La filiale iDTGV de la SNCF a expérimenté hier l’utilisation de Google Glass par ses contrôleurs. C’est sur la ligne Paris-Béziers que ces premiers tests ont lieu, et la SNCF explique que les agents ont ainsi « à portée d’œil les données nécessaires à l’embarquement de centaines de voyageurs. L’équipage a alors accès aux mêmes informations que celles affichées sur leur PDA Samsung Galaxy Note II à savoir : prénom, nom, numéro de voiture, place à bord, ambiance de voyage, services réservés et même la date d’anniversaire ». 

Le journal Metro a d’ailleurs suivi ces agents en Gare de Lyon et a recueilli quelques commentaires des usagers, pour certains un peu étonnés ou n’ayant pas « compris à quoi cela servait ». Pour la SNCF, l’objectif est de voir si les Google Glass apportent une plus-value au travail des agents, ou facilitent le contact avec les clients.

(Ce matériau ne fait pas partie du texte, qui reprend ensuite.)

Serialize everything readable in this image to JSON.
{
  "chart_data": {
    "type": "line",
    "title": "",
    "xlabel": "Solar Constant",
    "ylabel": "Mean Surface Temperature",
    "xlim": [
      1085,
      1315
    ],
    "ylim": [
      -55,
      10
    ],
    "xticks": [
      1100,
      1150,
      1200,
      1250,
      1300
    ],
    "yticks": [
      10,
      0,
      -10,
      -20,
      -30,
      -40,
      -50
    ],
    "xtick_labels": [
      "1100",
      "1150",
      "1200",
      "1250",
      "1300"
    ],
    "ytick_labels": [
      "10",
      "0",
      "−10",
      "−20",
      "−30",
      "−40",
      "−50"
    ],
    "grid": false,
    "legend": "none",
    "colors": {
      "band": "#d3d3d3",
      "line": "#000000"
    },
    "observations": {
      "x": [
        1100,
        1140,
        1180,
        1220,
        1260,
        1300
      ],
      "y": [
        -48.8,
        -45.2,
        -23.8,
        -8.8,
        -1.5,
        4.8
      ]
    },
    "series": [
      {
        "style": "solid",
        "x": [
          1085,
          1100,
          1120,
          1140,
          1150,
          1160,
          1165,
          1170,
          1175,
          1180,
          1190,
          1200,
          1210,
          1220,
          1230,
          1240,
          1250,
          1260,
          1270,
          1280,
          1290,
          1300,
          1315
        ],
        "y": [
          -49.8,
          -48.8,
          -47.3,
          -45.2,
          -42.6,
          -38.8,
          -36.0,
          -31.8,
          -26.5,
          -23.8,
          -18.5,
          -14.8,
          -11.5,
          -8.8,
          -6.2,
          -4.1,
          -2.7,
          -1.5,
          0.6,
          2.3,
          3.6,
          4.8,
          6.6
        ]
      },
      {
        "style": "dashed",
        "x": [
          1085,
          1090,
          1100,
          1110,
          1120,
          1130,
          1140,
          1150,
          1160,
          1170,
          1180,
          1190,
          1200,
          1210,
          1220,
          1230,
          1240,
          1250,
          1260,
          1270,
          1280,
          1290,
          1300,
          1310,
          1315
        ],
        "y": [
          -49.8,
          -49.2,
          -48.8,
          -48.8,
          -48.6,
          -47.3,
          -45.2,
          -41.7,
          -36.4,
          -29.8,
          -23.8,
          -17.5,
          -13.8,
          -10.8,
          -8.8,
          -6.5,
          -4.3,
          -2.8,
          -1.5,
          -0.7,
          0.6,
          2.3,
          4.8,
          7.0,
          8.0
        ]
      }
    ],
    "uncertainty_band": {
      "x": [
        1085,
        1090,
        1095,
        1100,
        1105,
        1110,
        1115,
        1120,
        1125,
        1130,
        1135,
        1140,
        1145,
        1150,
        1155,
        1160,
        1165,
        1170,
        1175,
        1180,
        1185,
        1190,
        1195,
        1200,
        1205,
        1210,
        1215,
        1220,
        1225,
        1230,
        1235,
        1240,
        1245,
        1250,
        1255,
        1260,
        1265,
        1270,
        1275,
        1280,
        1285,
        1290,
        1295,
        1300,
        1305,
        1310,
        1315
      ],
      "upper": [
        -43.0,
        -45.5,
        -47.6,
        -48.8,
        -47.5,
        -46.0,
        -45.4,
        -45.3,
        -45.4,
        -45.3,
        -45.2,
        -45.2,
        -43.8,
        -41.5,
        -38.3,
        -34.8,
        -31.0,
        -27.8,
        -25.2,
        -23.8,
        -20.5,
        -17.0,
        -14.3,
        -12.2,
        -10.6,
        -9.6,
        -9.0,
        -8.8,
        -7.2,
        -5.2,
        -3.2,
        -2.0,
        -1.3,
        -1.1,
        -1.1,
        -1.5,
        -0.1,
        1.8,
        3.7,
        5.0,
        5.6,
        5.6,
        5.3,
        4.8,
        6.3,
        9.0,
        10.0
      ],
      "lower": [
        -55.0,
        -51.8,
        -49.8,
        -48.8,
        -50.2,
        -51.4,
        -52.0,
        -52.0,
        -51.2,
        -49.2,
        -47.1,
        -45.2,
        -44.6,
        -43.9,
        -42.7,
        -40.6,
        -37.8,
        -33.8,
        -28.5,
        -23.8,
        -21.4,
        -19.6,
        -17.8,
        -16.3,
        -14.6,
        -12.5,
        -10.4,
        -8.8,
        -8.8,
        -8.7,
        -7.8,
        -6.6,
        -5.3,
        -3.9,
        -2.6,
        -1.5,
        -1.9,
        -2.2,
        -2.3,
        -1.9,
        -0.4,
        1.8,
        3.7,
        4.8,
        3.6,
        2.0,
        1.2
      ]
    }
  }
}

Pourtant, les lunettes sont souvent critiquées pour leur côté intrusif, et certains clients de la société ferroviaire devraient encore voir d’un mauvais œil leur utilisation dans nos trains.

Rassurez-vous, à part sur la ligne Paris-Béziers, on ne devrait pas voir les Google Glass avant un bon moment sur le nez de nos contrôleurs. L’idée de moderniser le travail des agents n’est pas mauvaise en soi, d’autant que les Google Glass bénéficient d’un avantage marketing énorme sur d’autres produits high-tech, donnant une véritable image de modernité à la SNCF. En revanche, si on prend en compte le prix des lunettes, le bon vouloir des agents ou la faible autonomie du produit, l’idée devrait en rester à la phase de test.